A concern frequently voiced by Canadian national-security officials is that companies owned or partly owned by the Chinese government are not merely profit-seeking operations, but make decisions and investments that serve the ruling Communist Party’s larger strategic and geopolitical aims, including passing on technology or information to Beijing. The premise is that Beijing’s long-term interests are often antithetical to Canada’s, and that state-owned firms or companies partly owned by the government are liable to be arms of China’s political masters.
The former Harper government barred China’s Huawei from bidding on federal government contracts in 2012 after the U.S. House intelligence committee issued a report, concluding that the company’s ties to the Chinese state posed a national-security threat.
Mr. Lu said Huawei and other Chinese firms are being scapegoated and denied they spy or act in the interests of Beijing.
“High-tech enterprises from China sell their products to countries all over the world, so only why here and your neighbour, the United States, have worries about those enterprises?” Mr. Lu said. “If we abuse the excuse of national security – this is the manifestation of trade protectionism.”
The Chinese envoy argued that Western high-tech companies have no restrictions to invest and sell their products in China.
In fact, many of China’s corporations – most notably in its financial and telecommunications sectors – are considered off limits to foreign investment.
Mr. Lu said China was open to negotiating a cybersecurity treaty as it has with the United States and Britain, but flatly denied his country engages in industrial spying in Canada or elsewhere. “China never carries out any cyber espionage activities to other countries.”
In 2014, the Harper government squarely blamed a highly sophisticated, Chinese statesponsored actor for an intrusion into the National Research Council’s networks that resulted in a shutdown of the agency’s computer system for an extended period.
As part of the free-trade talks, the Liberal government has begun a consultation process with Canadians to hear their concerns about “issues relating to the environment, labour, gender equality, rule of law and human rights.”
Asked whether Canada would address China’s human-rights record in a trade deal, the Department of Global Affairs said in the consultation paper that the Liberal government is committed to a “progressive and inclusive approach to international trade that takes into account the impact of trade on areas such as labour and human rights.”
It said a free-trade deal would not deter Canada from “urging and working with China to meet its international obligations in these areas.”
However, Mr. Lu said China has no interest in talking about human rights or democracy during the trade talks. “We don’t want one side to use democracy or human rights as a bargaining chip to make the other side compromise. The negotiations of the FTA should be confined within the area of free trade. If you let too many other factors into it, it would be very difficult.”

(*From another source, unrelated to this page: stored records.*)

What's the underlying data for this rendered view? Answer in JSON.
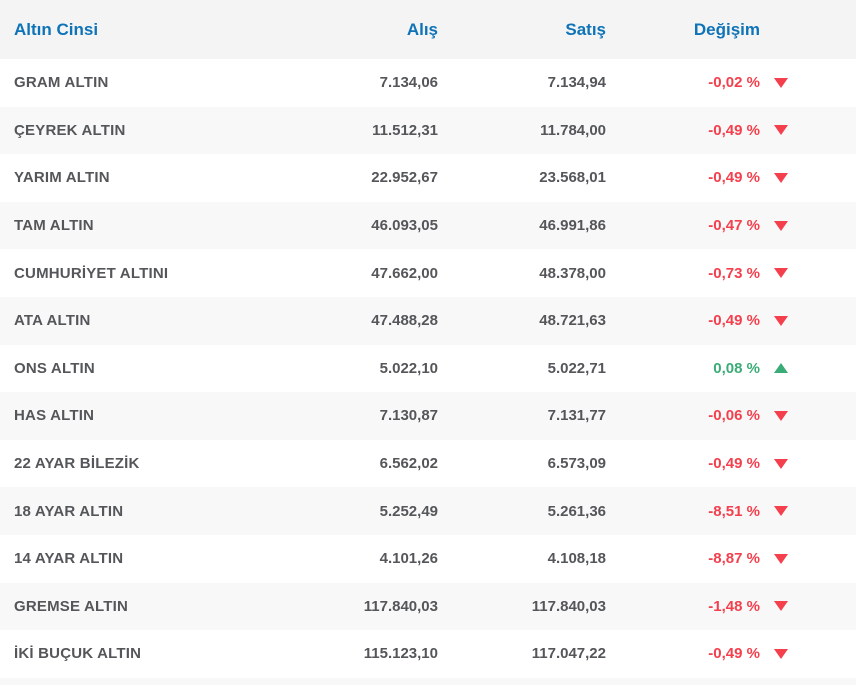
{
  "table": {
    "header": {
      "name": "Altın Cinsi",
      "buy": "Alış",
      "sell": "Satış",
      "change": "Değişim"
    },
    "rows": [
      {
        "name": "GRAM ALTIN",
        "buy": "7.134,06",
        "sell": "7.134,94",
        "change": "-0,02 %",
        "direction": "down"
      },
      {
        "name": "ÇEYREK ALTIN",
        "buy": "11.512,31",
        "sell": "11.784,00",
        "change": "-0,49 %",
        "direction": "down"
      },
      {
        "name": "YARIM ALTIN",
        "buy": "22.952,67",
        "sell": "23.568,01",
        "change": "-0,49 %",
        "direction": "down"
      },
      {
        "name": "TAM ALTIN",
        "buy": "46.093,05",
        "sell": "46.991,86",
        "change": "-0,47 %",
        "direction": "down"
      },
      {
        "name": "CUMHURİYET ALTINI",
        "buy": "47.662,00",
        "sell": "48.378,00",
        "change": "-0,73 %",
        "direction": "down"
      },
      {
        "name": "ATA ALTIN",
        "buy": "47.488,28",
        "sell": "48.721,63",
        "change": "-0,49 %",
        "direction": "down"
      },
      {
        "name": "ONS ALTIN",
        "buy": "5.022,10",
        "sell": "5.022,71",
        "change": "0,08 %",
        "direction": "up"
      },
      {
        "name": "HAS ALTIN",
        "buy": "7.130,87",
        "sell": "7.131,77",
        "change": "-0,06 %",
        "direction": "down"
      },
      {
        "name": "22 AYAR BİLEZİK",
        "buy": "6.562,02",
        "sell": "6.573,09",
        "change": "-0,49 %",
        "direction": "down"
      },
      {
        "name": "18 AYAR ALTIN",
        "buy": "5.252,49",
        "sell": "5.261,36",
        "change": "-8,51 %",
        "direction": "down"
      },
      {
        "name": "14 AYAR ALTIN",
        "buy": "4.101,26",
        "sell": "4.108,18",
        "change": "-8,87 %",
        "direction": "down"
      },
      {
        "name": "GREMSE ALTIN",
        "buy": "117.840,03",
        "sell": "117.840,03",
        "change": "-1,48 %",
        "direction": "down"
      },
      {
        "name": "İKİ BUÇUK ALTIN",
        "buy": "115.123,10",
        "sell": "117.047,22",
        "change": "-0,49 %",
        "direction": "down"
      }
    ]
  },
  "colors": {
    "header_text": "#0e73b7",
    "header_bg": "#f4f4f4",
    "alt_row_bg": "#f8f8f8",
    "label_text": "#54565a",
    "negative": "#f43f4d",
    "positive": "#3aac78"
  }
}
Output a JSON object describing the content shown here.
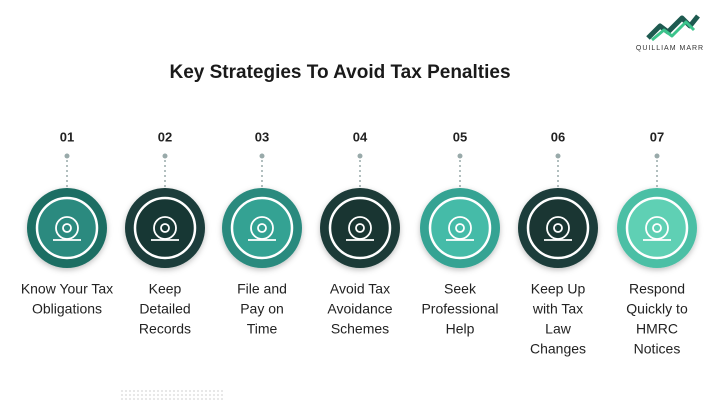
{
  "logo": {
    "name": "QUILLIAM MARR"
  },
  "title": "Key Strategies To Avoid Tax Penalties",
  "steps": [
    {
      "number": "01",
      "label_lines": [
        "Know Your Tax",
        "Obligations"
      ]
    },
    {
      "number": "02",
      "label_lines": [
        "Keep",
        "Detailed",
        "Records"
      ]
    },
    {
      "number": "03",
      "label_lines": [
        "File and",
        "Pay on",
        "Time"
      ]
    },
    {
      "number": "04",
      "label_lines": [
        "Avoid Tax",
        "Avoidance",
        "Schemes"
      ]
    },
    {
      "number": "05",
      "label_lines": [
        "Seek",
        "Professional",
        "Help"
      ]
    },
    {
      "number": "06",
      "label_lines": [
        "Keep Up",
        "with Tax",
        "Law",
        "Changes"
      ]
    },
    {
      "number": "07",
      "label_lines": [
        "Respond",
        "Quickly to",
        "HMRC",
        "Notices"
      ]
    }
  ]
}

Mr. Lu said Canada and China have still not begun formal bilateral talks on an extradition treaty – something that Beijing has become much more insistent upon since President Xi Jinping launched an anti-corruption campaign to track down Chinese citizens accused of economic crimes around the world.
The United States, Britain and New Zealand have been reluctant to sign extradition treaties while Australia has not ratified one it signed in 2007, largely over concerns that China’s legal system used torture to extract confessions, show trials and the death penalty for non-capital offences.
“We hope to strengthen our cooperations in judicial and law enforcement, jointly cracking down on all crimes including abuse-of-power crimes and economic crimes and making all crimes intolerable,” the ambassador said.
Mr. Lu remarked on how relations had improved under Mr. Trudeau and said there was a possibility that Mr. Xi might visit Canada but he gave no time line.